Harvard dining hall workers resist layoffs
By mYia X and Phebe Eckfeldt
June 3 — Members of UNITE HERE Local 26, which represents Harvard dining hall workers, picketed the Harvard Law School cafeteria today to demand no layoffs. The university has threatened to lay off 15 workers when classes resume in the fall.
Harvard wants to take advantage of COVID conditions at the school and summer period — with most students not on campus. The bosses likely think this timing will limit participation in the struggle by union members and student supporters.
Nonetheless, 50 workers and their supporters turned out. These included maintenance workers and guards who are members of 32BJ Service Employees, Local 26 union staff, Harvard Union of Clerical and Technical Workers, and members of Workers World Party.
“We feed the students. We feed the faculty. And, with this job, we feed our families,” said Local 26 Shop Steward Willie Moore, as he addressed the workers.
Negotiations are currently at a standstill. Local 26 members strongly oppose layoffs andare fighting to prevent Harvard from dividing workers between those at jobs which were subcontracted and those on Harvard payroll. All have, word for word, the same contract except for different benefits.
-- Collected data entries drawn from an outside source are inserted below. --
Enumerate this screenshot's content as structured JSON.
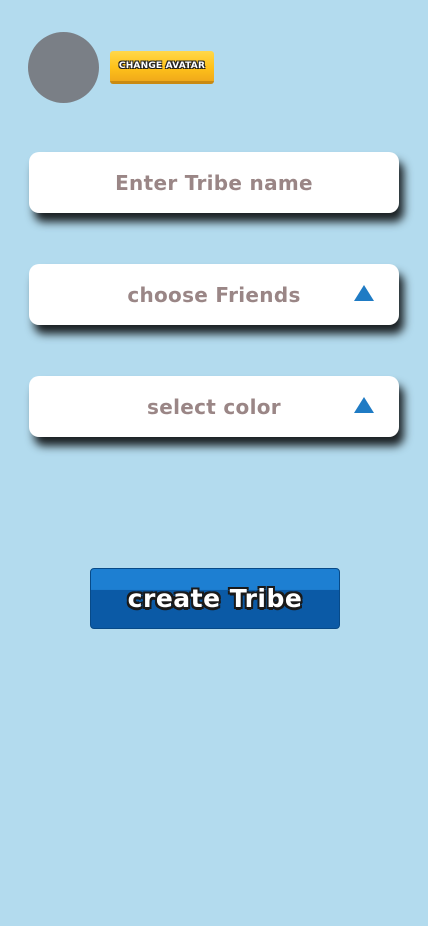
{
  "header": {
    "change_avatar_label": "Change Avatar"
  },
  "form": {
    "tribe_name_placeholder": "Enter Tribe name",
    "choose_friends_label": "choose Friends",
    "select_color_label": "select color",
    "dropdown_icon": "triangle-up-icon"
  },
  "actions": {
    "create_label": "create Tribe"
  },
  "colors": {
    "background": "#b3dbee",
    "avatar_placeholder": "#7a7f86",
    "accent_yellow": "#ffc21a",
    "accent_blue": "#1f7bc4",
    "field_text": "#9a8686"
  }
}
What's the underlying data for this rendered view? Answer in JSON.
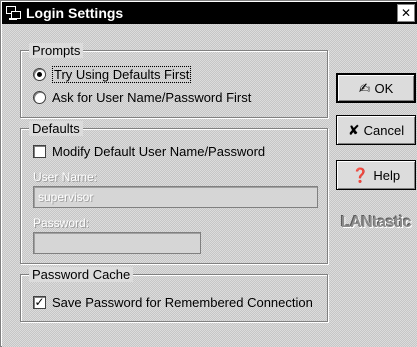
{
  "window": {
    "title": "Login Settings",
    "close_label": "✕"
  },
  "prompts": {
    "legend": "Prompts",
    "option_defaults_first": "Try Using Defaults First",
    "option_ask_first": "Ask for User Name/Password First",
    "selected": "option_defaults_first"
  },
  "defaults": {
    "legend": "Defaults",
    "modify_checkbox_label": "Modify Default User Name/Password",
    "modify_checked": false,
    "username_label": "User Name:",
    "username_value": "supervisor",
    "password_label": "Password:",
    "password_value": ""
  },
  "cache": {
    "legend": "Password Cache",
    "save_checkbox_label": "Save Password for Remembered Connection",
    "save_checked": true,
    "check_mark": "✓"
  },
  "buttons": {
    "ok": "OK",
    "cancel": "Cancel",
    "help": "Help"
  },
  "logo": {
    "text": "LANtastic"
  }
}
The majority of Local 26 workers who came out today are veterans of the 2016 strike, which won worldwide recognition for backing Harvard down and retaining workers’ health insurance, plus winning a wage increase. They fought for and won more protection from discrimination for trans workers and immigrant workers. They proudly won recognition of Indigenous Peoples Day to replace the backward Columbus Day.
Local 26 Chief Shop Steward LaQuiesha Rainey told the crowd that during the 2016 strike, all workers, even those working for subcontractors, fought together as one. The Law School workers shut the dining hall down. Rainey assured them that Local 26 would fight alongside them in their struggle against layoffs.
The doors to the Law School were closed and locked, but undeterred Chief Steward Gene Van Buren pulled out his cell phone and called Dean John Manning, telling him in no uncertain terms that layoffs were unacceptable, and Local 26 would fight them all the way. In the background 50 workers chanted, “We’ll be back!”
“Harvard has hired people who have a reputation of union busting as negotiators for the university, including the chief press person and Dean of Law School. The workers are sticking together and organizing for a struggle against the terrible conditions of this period of pandemic,” Ed Childs, retired Local 26 chief steward told Workers World.